Every occupied room carries a Variable Cost (CPOR – Cost Per Occupied Room).
Utilities: In Bali’s tropical climate, AC units running 24/7 in 90% of your rooms creates a massive electricity spike.
Laundry & Amenities: Linen washing, luxury toiletries, and daily housekeeping.
F&B Cost: That “free” buffet breakfast included in the rate? It has a hard food cost.
The Math of the Mirage:
Scenario A: You sell 90 rooms at $80. Revenue = $7,200. High wear, high stress, high CPOR.
Scenario B: You sell 70 rooms at $110. Revenue = $7,700.
In Scenario B, you made $500 more revenue with 20 fewer rooms to clean, 20 fewer breakfasts to cook, and 20 fewer AC units running. Your Net Profit is significantly higher, even though your occupancy is lower.
2. CapEx Acceleration: You Are Aging Your Hotel Too Fast
Hotels are real estate assets. Every guest contributes to the degradation of that asset.
When you run at 90%+ occupancy consistently, you lose the window for Preventive Maintenance.
Engineering cannot get into the room to fix the grouting or service the fan coil units because the room is always sold.
Furniture gets scratched, walls get scuffed, and pool decks get worn down twice as fast.
By chasing high occupancy with lower rates, you are essentially “borrowing” money from your future renovation budget.
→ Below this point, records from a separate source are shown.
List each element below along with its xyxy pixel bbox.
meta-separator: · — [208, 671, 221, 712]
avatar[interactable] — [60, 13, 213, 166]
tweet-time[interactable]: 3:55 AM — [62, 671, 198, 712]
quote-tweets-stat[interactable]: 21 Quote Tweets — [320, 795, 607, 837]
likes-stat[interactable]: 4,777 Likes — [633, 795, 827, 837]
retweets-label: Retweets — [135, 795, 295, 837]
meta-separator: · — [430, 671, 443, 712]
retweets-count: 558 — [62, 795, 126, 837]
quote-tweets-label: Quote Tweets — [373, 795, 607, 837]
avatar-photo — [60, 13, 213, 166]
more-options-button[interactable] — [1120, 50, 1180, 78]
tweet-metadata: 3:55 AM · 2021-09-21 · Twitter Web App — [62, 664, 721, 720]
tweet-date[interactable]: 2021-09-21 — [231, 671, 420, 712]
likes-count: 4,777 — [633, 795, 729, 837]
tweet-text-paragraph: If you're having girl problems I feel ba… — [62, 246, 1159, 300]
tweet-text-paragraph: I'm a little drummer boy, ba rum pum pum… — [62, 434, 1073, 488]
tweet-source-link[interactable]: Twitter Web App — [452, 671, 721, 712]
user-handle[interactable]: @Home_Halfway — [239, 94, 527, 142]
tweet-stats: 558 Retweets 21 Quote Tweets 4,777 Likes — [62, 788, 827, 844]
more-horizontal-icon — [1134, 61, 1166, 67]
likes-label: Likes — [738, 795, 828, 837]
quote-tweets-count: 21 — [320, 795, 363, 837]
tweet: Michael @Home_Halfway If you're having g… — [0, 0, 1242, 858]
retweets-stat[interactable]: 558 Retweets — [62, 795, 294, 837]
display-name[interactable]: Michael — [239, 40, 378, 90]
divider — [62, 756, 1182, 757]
You will need a full refurbishment in Year 5 instead of Year 7. That 2-year difference costs Owners millions.
3. The “Yield” Failure: You Sold Out Too Early
If your hotel is fully booked two weeks in advance, you didn’t win. You mispriced.
In 2026, demand is volatile. By filling your rooms early with “base business” (cheap wholesale contracts, early-bird OTAs), you have left no inventory for the “High Yield” guest—the last-minute traveler who doesn’t care about the price, but cares about availability.
If a wealthy traveler lands in Denpasar today and wants a Villa for $500/night, but you are full with guests paying $150/night, you have displaced high-value revenue. You have traded a diamond for a stone.
4. The Staff Burnout Factor
The Balinese spirit of hospitality is resilient, but it is not infinite.
Running a hotel at 95% occupancy is chaotic. Housekeeping is rushing to turn rooms. The Front Desk is overwhelmed with check-ins. The kitchen is in the weeds.
When staff are rushed, mistakes happen.
When mistakes happen, guest complaints rise.
When complaints rise, staff morale plummets.
In a market where talent retention is the crisis of the decade (as discussed in our previous posts), burning out your team to service low-paying guests is a strategic error. A team running at 75% occupancy has the time to deliver the “magic” that earns 5-star reviews. A team running at 95% is just trying to survive the shift.
The New Target: GOPPAR and The “Sweet Spot”
So, what should Owners and GMs look for?
Stop celebrating Occupancy. Start celebrating GOPPAR (Gross Operating Profit Per Available Room).
Find your hotel’s “Profit Sweet Spot.” For many luxury properties in Bali, this is often between 72% and 78%. This is the zone where:
Rates are high enough to filter out price-sensitive guests.
Operational costs are controlled.
The asset is preserved.
Staff have the time to personalize the stay.
The Bottom Line
High occupancy feeds the ego. High rate feeds the family.